L'assemblée, quoique très montée en faveur du héros français, resta un peu interdite devant cette audacieuse théorie. Michel Ardan parut le comprendre.

«Vous ne semblez pas convaincus, mes braves hôtes, reprit-il avec un aimable sourire. Eh bien! raisonnons un peu. Savez-vous quel temps il faudrait à un train express pour atteindre la Lune? Trois cents jours. Pas davantage. Un trajet de quatre-vingt-six mille quatre cent dix lieues, mais qu'est-ce que cela? Pas même neuf fois le tour de la Terre, et il n'est point de marins ni de voyageurs un peu dégourdis qui n'aient fait plus de chemin pendant leur existence. Songez donc que je ne serai que quatre-vingt-dix-sept heures en route! Ah! vous vous figurez que la Lune est éloignée de la Terre et qu'il faut y regarder à deux fois avant de tenter l'aventure! Mais que diriez-vous donc s'il s'agissait d'aller à Neptune, qui gravite à onze cent quarante-sept millions de lieues du Soleil! Voilà un voyage que peu de gens pourraient faire, s'il coûtait seulement cinq sols par kilomètre! Le baron de Rothschild lui-même, avec son milliard, n'aurait pas de quoi payer sa place, et faute de cent quarante-sept millions, il resterait en route!

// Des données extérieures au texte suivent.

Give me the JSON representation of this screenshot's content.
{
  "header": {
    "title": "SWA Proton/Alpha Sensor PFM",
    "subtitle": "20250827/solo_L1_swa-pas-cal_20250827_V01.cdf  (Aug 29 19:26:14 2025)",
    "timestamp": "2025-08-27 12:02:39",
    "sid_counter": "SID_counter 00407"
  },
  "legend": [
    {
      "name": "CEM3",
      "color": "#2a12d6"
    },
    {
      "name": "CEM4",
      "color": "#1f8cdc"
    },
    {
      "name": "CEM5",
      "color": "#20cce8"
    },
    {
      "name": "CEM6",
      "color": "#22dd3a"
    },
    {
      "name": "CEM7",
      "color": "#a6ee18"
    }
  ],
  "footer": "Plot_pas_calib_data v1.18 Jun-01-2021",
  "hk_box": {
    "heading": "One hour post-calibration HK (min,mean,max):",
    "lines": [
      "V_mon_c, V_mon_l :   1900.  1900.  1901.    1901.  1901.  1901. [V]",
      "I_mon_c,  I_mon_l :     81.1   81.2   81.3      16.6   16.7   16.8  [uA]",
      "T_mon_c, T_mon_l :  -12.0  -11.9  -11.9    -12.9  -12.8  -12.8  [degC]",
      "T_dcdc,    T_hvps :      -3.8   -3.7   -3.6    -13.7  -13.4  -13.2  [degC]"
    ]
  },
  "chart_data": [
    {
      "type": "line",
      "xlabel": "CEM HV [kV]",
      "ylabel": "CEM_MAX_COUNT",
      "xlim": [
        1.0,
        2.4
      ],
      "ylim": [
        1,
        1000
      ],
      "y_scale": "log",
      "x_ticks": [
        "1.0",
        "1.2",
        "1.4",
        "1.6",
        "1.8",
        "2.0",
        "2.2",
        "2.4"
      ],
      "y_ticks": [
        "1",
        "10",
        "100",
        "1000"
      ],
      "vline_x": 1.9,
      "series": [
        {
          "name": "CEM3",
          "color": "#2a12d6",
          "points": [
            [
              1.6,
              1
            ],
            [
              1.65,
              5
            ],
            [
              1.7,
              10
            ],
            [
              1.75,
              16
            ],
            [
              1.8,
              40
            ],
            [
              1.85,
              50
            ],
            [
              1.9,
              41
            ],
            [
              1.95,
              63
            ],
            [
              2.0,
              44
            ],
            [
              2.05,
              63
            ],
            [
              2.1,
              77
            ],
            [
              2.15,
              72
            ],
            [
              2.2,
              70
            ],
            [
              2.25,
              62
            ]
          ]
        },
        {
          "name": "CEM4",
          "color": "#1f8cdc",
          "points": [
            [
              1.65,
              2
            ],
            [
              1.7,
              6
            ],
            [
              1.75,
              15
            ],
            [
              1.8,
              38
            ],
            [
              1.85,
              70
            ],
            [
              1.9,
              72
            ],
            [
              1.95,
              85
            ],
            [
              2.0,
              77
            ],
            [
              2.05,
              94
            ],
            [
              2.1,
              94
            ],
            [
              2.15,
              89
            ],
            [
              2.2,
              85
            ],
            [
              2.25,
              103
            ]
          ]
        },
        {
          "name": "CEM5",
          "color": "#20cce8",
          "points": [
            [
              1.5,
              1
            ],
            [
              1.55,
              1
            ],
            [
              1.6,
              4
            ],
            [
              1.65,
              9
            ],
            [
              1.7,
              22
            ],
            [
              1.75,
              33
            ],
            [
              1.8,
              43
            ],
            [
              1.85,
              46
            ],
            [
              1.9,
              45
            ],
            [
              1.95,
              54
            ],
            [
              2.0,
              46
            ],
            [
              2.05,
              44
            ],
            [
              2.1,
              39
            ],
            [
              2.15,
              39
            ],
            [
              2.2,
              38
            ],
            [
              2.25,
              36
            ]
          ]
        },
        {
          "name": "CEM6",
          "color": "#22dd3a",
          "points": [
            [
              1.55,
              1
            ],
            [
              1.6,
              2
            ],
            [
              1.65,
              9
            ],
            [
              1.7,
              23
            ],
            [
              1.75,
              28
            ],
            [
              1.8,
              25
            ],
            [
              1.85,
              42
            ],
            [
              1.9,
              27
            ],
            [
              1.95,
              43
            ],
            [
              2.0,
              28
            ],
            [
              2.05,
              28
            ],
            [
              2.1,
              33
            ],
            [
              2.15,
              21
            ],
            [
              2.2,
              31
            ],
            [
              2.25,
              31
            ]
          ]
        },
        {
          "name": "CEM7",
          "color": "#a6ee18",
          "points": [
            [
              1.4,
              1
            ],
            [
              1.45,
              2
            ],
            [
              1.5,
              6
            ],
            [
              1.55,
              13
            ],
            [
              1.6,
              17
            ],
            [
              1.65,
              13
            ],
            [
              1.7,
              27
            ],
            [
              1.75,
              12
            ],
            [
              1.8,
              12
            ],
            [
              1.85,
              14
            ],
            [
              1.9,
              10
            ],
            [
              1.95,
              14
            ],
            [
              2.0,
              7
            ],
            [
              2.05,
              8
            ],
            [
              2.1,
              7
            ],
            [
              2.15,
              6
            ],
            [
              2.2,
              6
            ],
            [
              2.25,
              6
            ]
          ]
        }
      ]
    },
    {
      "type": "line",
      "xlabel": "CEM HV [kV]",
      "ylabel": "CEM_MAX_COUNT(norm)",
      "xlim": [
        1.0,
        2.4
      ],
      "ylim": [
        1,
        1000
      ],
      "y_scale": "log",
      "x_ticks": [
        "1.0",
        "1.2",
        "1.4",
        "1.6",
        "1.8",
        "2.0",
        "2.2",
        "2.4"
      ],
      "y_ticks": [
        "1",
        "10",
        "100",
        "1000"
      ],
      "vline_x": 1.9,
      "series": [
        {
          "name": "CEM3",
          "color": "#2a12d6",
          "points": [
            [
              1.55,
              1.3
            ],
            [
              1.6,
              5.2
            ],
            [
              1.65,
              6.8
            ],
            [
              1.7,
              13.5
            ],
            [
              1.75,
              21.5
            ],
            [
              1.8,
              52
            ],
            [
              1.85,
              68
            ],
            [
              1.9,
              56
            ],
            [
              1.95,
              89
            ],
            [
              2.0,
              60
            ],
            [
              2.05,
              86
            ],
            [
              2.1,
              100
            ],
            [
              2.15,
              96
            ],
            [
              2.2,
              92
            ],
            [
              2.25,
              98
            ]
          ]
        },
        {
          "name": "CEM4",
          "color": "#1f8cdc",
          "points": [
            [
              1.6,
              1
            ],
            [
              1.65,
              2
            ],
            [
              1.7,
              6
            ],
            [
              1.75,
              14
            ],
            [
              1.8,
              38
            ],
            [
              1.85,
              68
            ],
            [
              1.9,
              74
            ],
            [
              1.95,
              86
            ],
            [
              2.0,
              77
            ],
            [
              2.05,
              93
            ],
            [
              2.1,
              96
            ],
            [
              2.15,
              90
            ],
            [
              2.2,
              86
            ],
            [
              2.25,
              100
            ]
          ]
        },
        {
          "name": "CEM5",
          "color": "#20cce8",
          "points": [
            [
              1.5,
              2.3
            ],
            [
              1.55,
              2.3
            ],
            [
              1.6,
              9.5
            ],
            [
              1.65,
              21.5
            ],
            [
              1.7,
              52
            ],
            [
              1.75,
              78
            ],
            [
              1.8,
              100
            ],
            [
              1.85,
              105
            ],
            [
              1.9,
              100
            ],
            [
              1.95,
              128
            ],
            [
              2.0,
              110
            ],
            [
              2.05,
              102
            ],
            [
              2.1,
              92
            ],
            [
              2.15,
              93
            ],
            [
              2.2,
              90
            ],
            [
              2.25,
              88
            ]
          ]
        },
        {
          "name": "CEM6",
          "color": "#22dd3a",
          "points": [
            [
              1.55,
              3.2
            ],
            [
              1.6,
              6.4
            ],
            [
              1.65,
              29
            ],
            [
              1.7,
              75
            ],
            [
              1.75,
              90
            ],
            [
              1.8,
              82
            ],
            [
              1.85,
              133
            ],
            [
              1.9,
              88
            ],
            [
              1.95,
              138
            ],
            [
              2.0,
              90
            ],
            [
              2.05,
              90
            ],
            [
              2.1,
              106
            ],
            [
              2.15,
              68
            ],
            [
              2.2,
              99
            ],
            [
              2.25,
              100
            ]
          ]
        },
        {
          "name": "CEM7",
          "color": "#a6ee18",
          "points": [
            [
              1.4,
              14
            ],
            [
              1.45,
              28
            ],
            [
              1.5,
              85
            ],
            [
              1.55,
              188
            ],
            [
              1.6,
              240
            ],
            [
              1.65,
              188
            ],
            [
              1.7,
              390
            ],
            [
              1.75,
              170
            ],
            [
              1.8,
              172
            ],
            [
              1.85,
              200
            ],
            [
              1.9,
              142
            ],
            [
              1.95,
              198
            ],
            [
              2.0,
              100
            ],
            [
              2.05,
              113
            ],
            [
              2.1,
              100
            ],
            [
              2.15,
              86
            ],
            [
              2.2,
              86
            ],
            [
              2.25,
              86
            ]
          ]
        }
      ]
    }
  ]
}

Cette façon d'argumenter parut beaucoup plaire à l'assemblée; d'ailleurs Michel Ardan, plein de son sujet, s'y lançait à corps perdu avec un entrain superbe; il se sentait avidement écouté, et reprit avec une admirable assurance:

«Eh bien! mes amis, cette distance de Neptune au Soleil n'est rien encore, si on la compare à celle des étoiles; en effet, pour évaluer l'éloignement de ces astres, il faut entrer dans cette numération éblouissante où le plus petit nombre a neuf chiffres, et prendre le milliard pour unité.